Izadi M.,Kingston Hospital
Primary dental care : journal of the Faculty of General Dental Practitioners (UK) | Year: 2010
AIM: To assess the quality of information included in referral letters sent to the orthodontic department at Kingston Hospital, Surrey, UK. METHODS: Referral letters sent by both general dental practitioners (GDPs) and specialist orthodontists were analysed retrospectively in order to ascertain the percentage meeting the inclusion criteria as suggested by Mossey (2006) and the British Orthodontic Society (2008) for the quality of information included in an ideal orthodontic referral letter. Thirty-five consecutive letters sent between May and September 2005 and 206 letters sent in the same period in 2008 were collected by hand and analysed against the inclusion criteria. The numbers of referral letters received from GDPs, specialist orthodontists, and others sources were also determined. RESULTS: Most of the referrals sent in 2005 and 2008 included 40-50% of the referral inclusion points.
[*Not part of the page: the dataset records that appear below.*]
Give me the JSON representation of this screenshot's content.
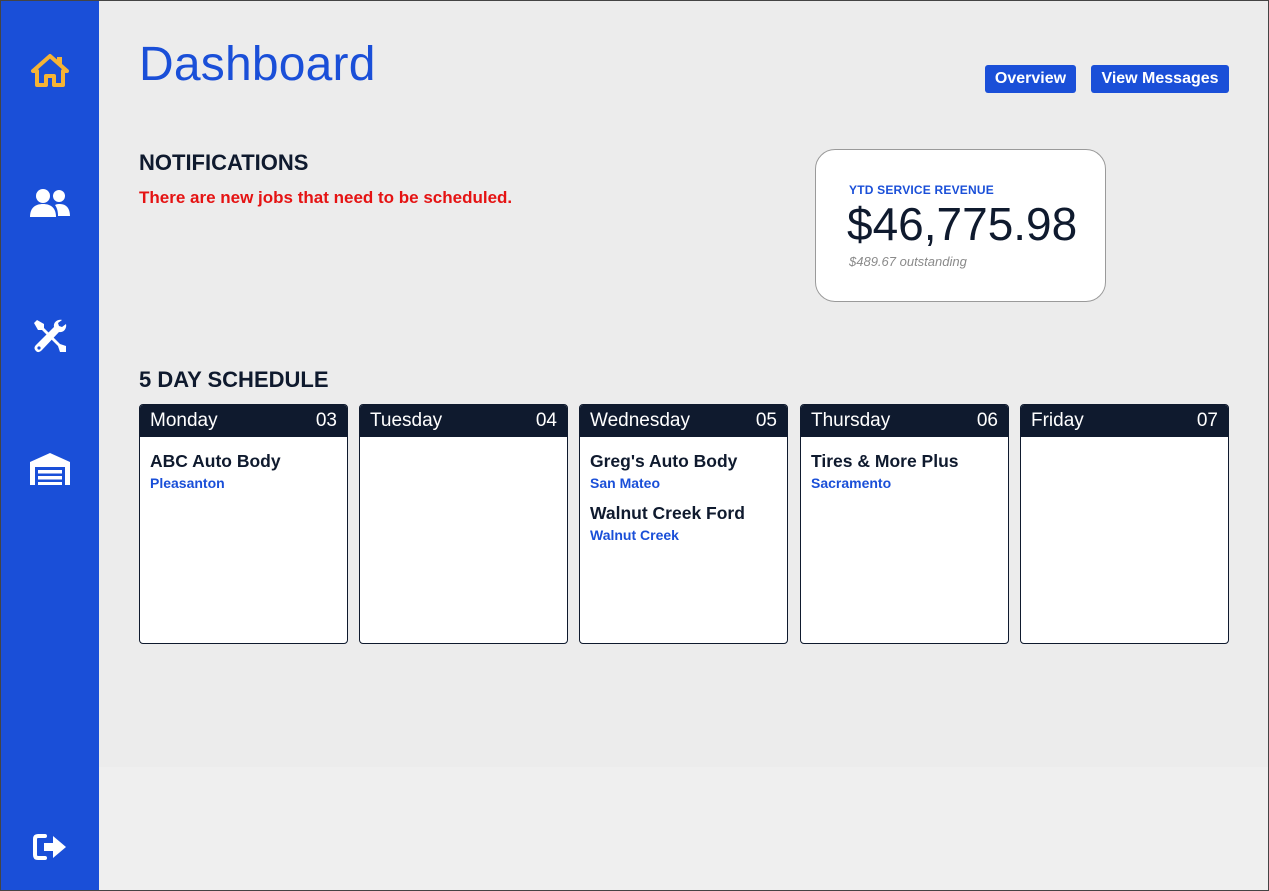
{
  "sidebar": {
    "items": [
      {
        "icon": "home-icon",
        "color": "#f5b335"
      },
      {
        "icon": "users-icon",
        "color": "#ffffff"
      },
      {
        "icon": "tools-icon",
        "color": "#ffffff"
      },
      {
        "icon": "garage-icon",
        "color": "#ffffff"
      },
      {
        "icon": "logout-icon",
        "color": "#ffffff"
      }
    ],
    "background": "#1a4fd8"
  },
  "header": {
    "title": "Dashboard",
    "overview_label": "Overview",
    "messages_label": "View Messages"
  },
  "notifications": {
    "title": "NOTIFICATIONS",
    "message": "There are new jobs that need to be scheduled."
  },
  "revenue": {
    "label": "YTD SERVICE REVENUE",
    "amount": "$46,775.98",
    "outstanding": "$489.67 outstanding"
  },
  "schedule": {
    "title": "5 DAY SCHEDULE",
    "days": [
      {
        "name": "Monday",
        "date": "03",
        "jobs": [
          {
            "name": "ABC Auto Body",
            "city": "Pleasanton"
          }
        ]
      },
      {
        "name": "Tuesday",
        "date": "04",
        "jobs": []
      },
      {
        "name": "Wednesday",
        "date": "05",
        "jobs": [
          {
            "name": "Greg's Auto Body",
            "city": "San Mateo"
          },
          {
            "name": "Walnut Creek Ford",
            "city": "Walnut Creek"
          }
        ]
      },
      {
        "name": "Thursday",
        "date": "06",
        "jobs": [
          {
            "name": "Tires & More Plus",
            "city": "Sacramento"
          }
        ]
      },
      {
        "name": "Friday",
        "date": "07",
        "jobs": []
      }
    ]
  },
  "colors": {
    "accent": "#1a4fd8",
    "dark": "#0f1a2e",
    "alert": "#e51313"
  }
}
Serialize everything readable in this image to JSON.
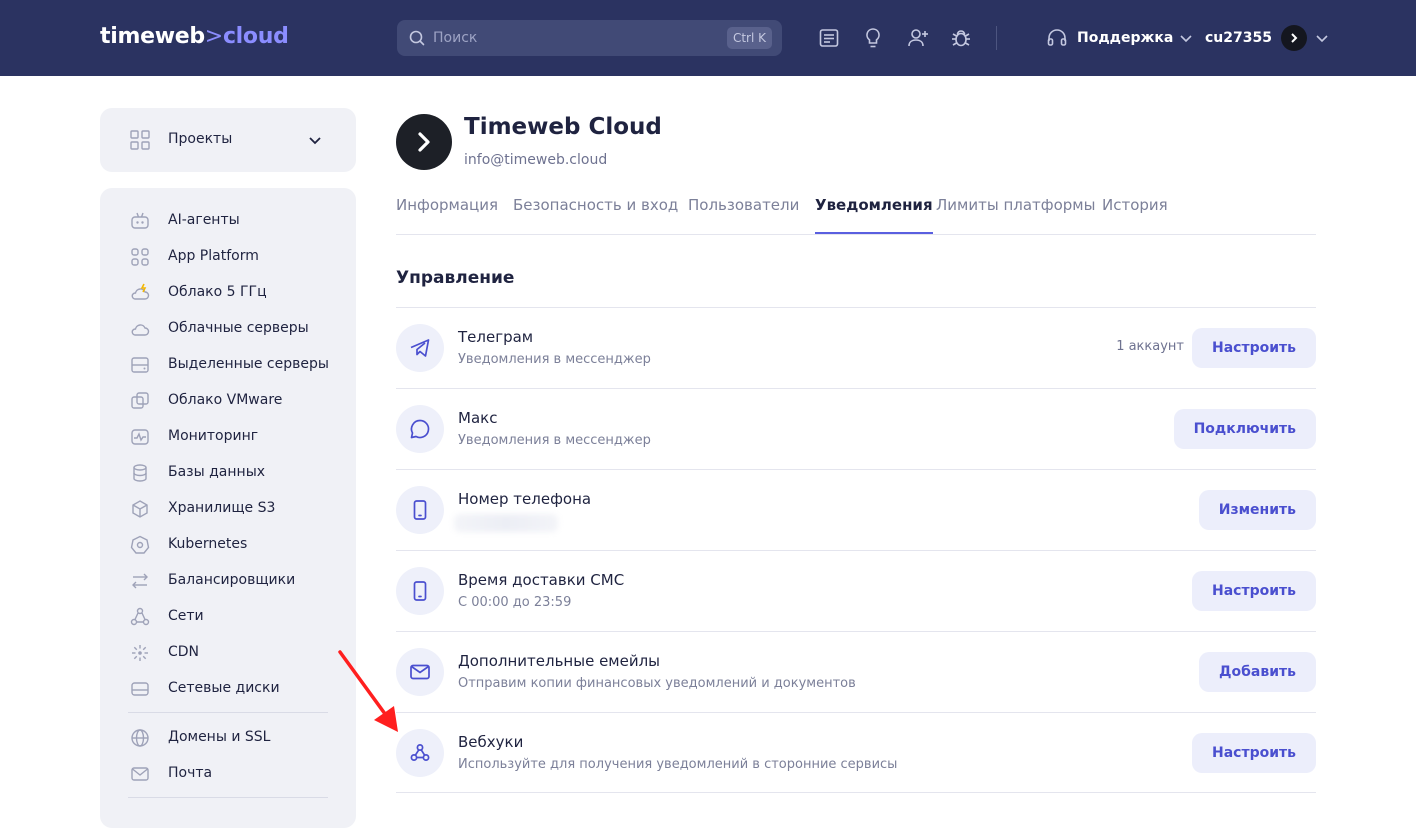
{
  "header": {
    "logo_main": "timeweb",
    "logo_sep": ">",
    "logo_cloud": "cloud",
    "search_placeholder": "Поиск",
    "search_shortcut": "Ctrl K",
    "support_label": "Поддержка",
    "account_name": "cu27355",
    "icons": [
      "docs-icon",
      "lightbulb-icon",
      "add-user-icon",
      "bug-icon",
      "headset-icon"
    ]
  },
  "sidebar": {
    "projects_label": "Проекты",
    "items": [
      {
        "label": "AI-агенты",
        "icon": "robot-icon"
      },
      {
        "label": "App Platform",
        "icon": "apps-grid-icon"
      },
      {
        "label": "Облако 5 ГГц",
        "icon": "lightning-cloud-icon"
      },
      {
        "label": "Облачные серверы",
        "icon": "cloud-icon"
      },
      {
        "label": "Выделенные серверы",
        "icon": "server-icon"
      },
      {
        "label": "Облако VMware",
        "icon": "vmware-icon"
      },
      {
        "label": "Мониторинг",
        "icon": "monitoring-icon"
      },
      {
        "label": "Базы данных",
        "icon": "database-icon"
      },
      {
        "label": "Хранилище S3",
        "icon": "cube-icon"
      },
      {
        "label": "Kubernetes",
        "icon": "kubernetes-icon"
      },
      {
        "label": "Балансировщики",
        "icon": "arrows-icon"
      },
      {
        "label": "Сети",
        "icon": "network-icon"
      },
      {
        "label": "CDN",
        "icon": "cdn-icon"
      },
      {
        "label": "Сетевые диски",
        "icon": "disk-icon"
      },
      {
        "label": "Домены и SSL",
        "icon": "globe-icon"
      },
      {
        "label": "Почта",
        "icon": "mail-icon"
      }
    ]
  },
  "org": {
    "title": "Timeweb Cloud",
    "email": "info@timeweb.cloud"
  },
  "tabs": [
    {
      "label": "Информация",
      "active": false
    },
    {
      "label": "Безопасность и вход",
      "active": false
    },
    {
      "label": "Пользователи",
      "active": false
    },
    {
      "label": "Уведомления",
      "active": true
    },
    {
      "label": "Лимиты платформы",
      "active": false
    },
    {
      "label": "История",
      "active": false
    }
  ],
  "section_title": "Управление",
  "rows": [
    {
      "title": "Телеграм",
      "subtitle": "Уведомления в мессенджер",
      "meta": "1 аккаунт",
      "button": "Настроить",
      "icon": "telegram-icon"
    },
    {
      "title": "Макс",
      "subtitle": "Уведомления в мессенджер",
      "meta": "",
      "button": "Подключить",
      "icon": "chat-bubble-icon"
    },
    {
      "title": "Номер телефона",
      "subtitle": "",
      "meta": "",
      "button": "Изменить",
      "icon": "phone-icon"
    },
    {
      "title": "Время доставки СМС",
      "subtitle": "С 00:00 до 23:59",
      "meta": "",
      "button": "Настроить",
      "icon": "phone-icon"
    },
    {
      "title": "Дополнительные емейлы",
      "subtitle": "Отправим копии финансовых уведомлений и документов",
      "meta": "",
      "button": "Добавить",
      "icon": "mail-icon"
    },
    {
      "title": "Вебхуки",
      "subtitle": "Используйте для получения уведомлений в сторонние сервисы",
      "meta": "",
      "button": "Настроить",
      "icon": "webhook-icon"
    }
  ],
  "colors": {
    "topbar": "#2b3361",
    "accent": "#5a5fe0",
    "button_bg": "#eceefb",
    "annotation_arrow": "#ff1f1f"
  }
}
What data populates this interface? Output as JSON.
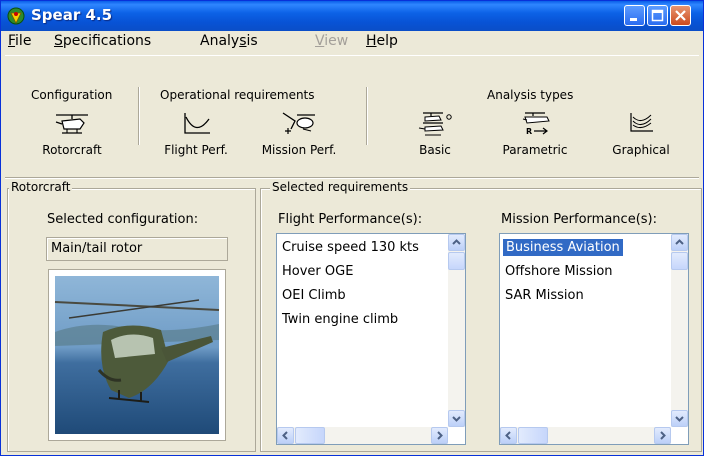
{
  "window": {
    "title": "Spear 4.5"
  },
  "menu": {
    "file": {
      "mnemonic": "F",
      "rest": "ile"
    },
    "specifications": {
      "mnemonic": "S",
      "rest": "pecifications"
    },
    "analysis": {
      "pre": "Analy",
      "mnemonic": "s",
      "rest": "is"
    },
    "view": {
      "mnemonic": "V",
      "rest": "iew"
    },
    "help": {
      "mnemonic": "H",
      "rest": "elp"
    }
  },
  "toolbar": {
    "groups": {
      "configuration": "Configuration",
      "operational": "Operational requirements",
      "analysis_types": "Analysis types"
    },
    "buttons": {
      "rotorcraft": "Rotorcraft",
      "flight_perf": "Flight Perf.",
      "mission_perf": "Mission Perf.",
      "basic": "Basic",
      "parametric": "Parametric",
      "graphical": "Graphical"
    }
  },
  "rotorcraft_panel": {
    "legend": "Rotorcraft",
    "selected_label": "Selected configuration:",
    "selected_value": "Main/tail rotor"
  },
  "requirements_panel": {
    "legend": "Selected requirements",
    "flight": {
      "label": "Flight Performance(s):",
      "items": [
        "Cruise speed 130 kts",
        "Hover OGE",
        "OEI Climb",
        "Twin engine climb"
      ]
    },
    "mission": {
      "label": "Mission Performance(s):",
      "items": [
        "Business Aviation",
        "Offshore Mission",
        "SAR Mission"
      ],
      "selected_index": 0
    }
  },
  "colors": {
    "titlebar": "#0a54d8",
    "selection": "#316ac5",
    "window_bg": "#ece9d8"
  }
}
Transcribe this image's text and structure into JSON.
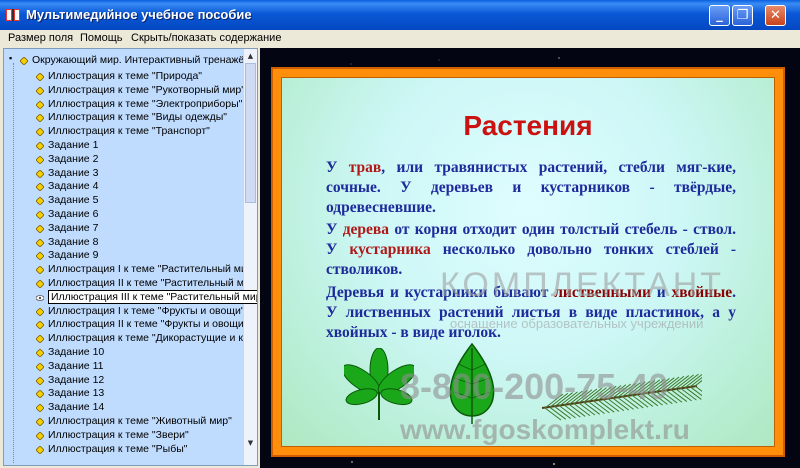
{
  "window": {
    "title": "Мультимедийное учебное пособие",
    "minimize": "_",
    "restore": "❐",
    "close": "✕"
  },
  "menu": [
    {
      "label": "Размер поля"
    },
    {
      "label": "Помощь"
    },
    {
      "label": "Скрыть/показать содержание"
    }
  ],
  "tree": {
    "root": "Окружающий мир. Интерактивный тренажё",
    "items": [
      "Иллюстрация к теме \"Природа\"",
      "Иллюстрация к теме \"Рукотворный мир\"",
      "Иллюстрация к теме \"Электроприборы\"",
      "Иллюстрация к теме \"Виды одежды\"",
      "Иллюстрация к теме \"Транспорт\"",
      "Задание 1",
      "Задание 2",
      "Задание 3",
      "Задание 4",
      "Задание 5",
      "Задание 6",
      "Задание 7",
      "Задание 8",
      "Задание 9",
      "Иллюстрация I к теме \"Растительный ми",
      "Иллюстрация II к теме \"Растительный ми",
      "Иллюстрация III к теме \"Растительный мир\"",
      "Иллюстрация I к теме \"Фрукты и овощи\"",
      "Иллюстрация II к теме \"Фрукты и овощи",
      "Иллюстрация к теме \"Дикорастущие и ку",
      "Задание 10",
      "Задание 11",
      "Задание 12",
      "Задание 13",
      "Задание 14",
      "Иллюстрация к теме \"Животный мир\"",
      "Иллюстрация к теме \"Звери\"",
      "Иллюстрация к теме \"Рыбы\""
    ],
    "selected_index": 16
  },
  "slide": {
    "title": "Растения",
    "p1": [
      "У ",
      "трав",
      ", или травянистых растений, стебли мяг-кие, сочные. У деревьев и кустарников - твёрдые, одревесневшие."
    ],
    "p2": [
      "У ",
      "дерева",
      " от корня отходит один толстый стебель - ствол. У ",
      "кустарника",
      " несколько довольно тонких стеблей - стволиков."
    ],
    "p3": [
      "Деревья и кустарники бывают ",
      "лиственными",
      " и ",
      "хвойные",
      ". У лиственных растений листья в виде пластинок, а у хвойных - в виде иголок."
    ]
  },
  "watermark": {
    "brand": "КОМПЛЕКТАНТ",
    "tagline": "оснащение образовательных учреждений",
    "phone": "8-800-200-75-40",
    "url": "www.fgoskomplekt.ru"
  },
  "colors": {
    "accent_red": "#cc1111",
    "text_blue": "#1e2b9c",
    "frame_orange": "#ff8f0a",
    "tree_bg": "#bfdcff"
  }
}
This was despite an almost twofold increase in the number of referral letters received from specialist orthodontic practitioners in 2008. The majority of the letters, from both GDPs and specialists, did not include details of the oral hygiene or caries status of the patient, or an indication of their motivation towards treatment. None of the referral letters included a plaque score. CONCLUSION: The main weaknesses in the quality of information provided in referral letters were that in more than 80% of the letters there was no mention of the patient's medical history and no comment on caries status, the standard of oral hygiene, patient motivation for treatment, or an Index of Orthodontic Treatment Need score. The quality of information included in referral letters sent to Kingston Hospital orthodontic department needs to be improved.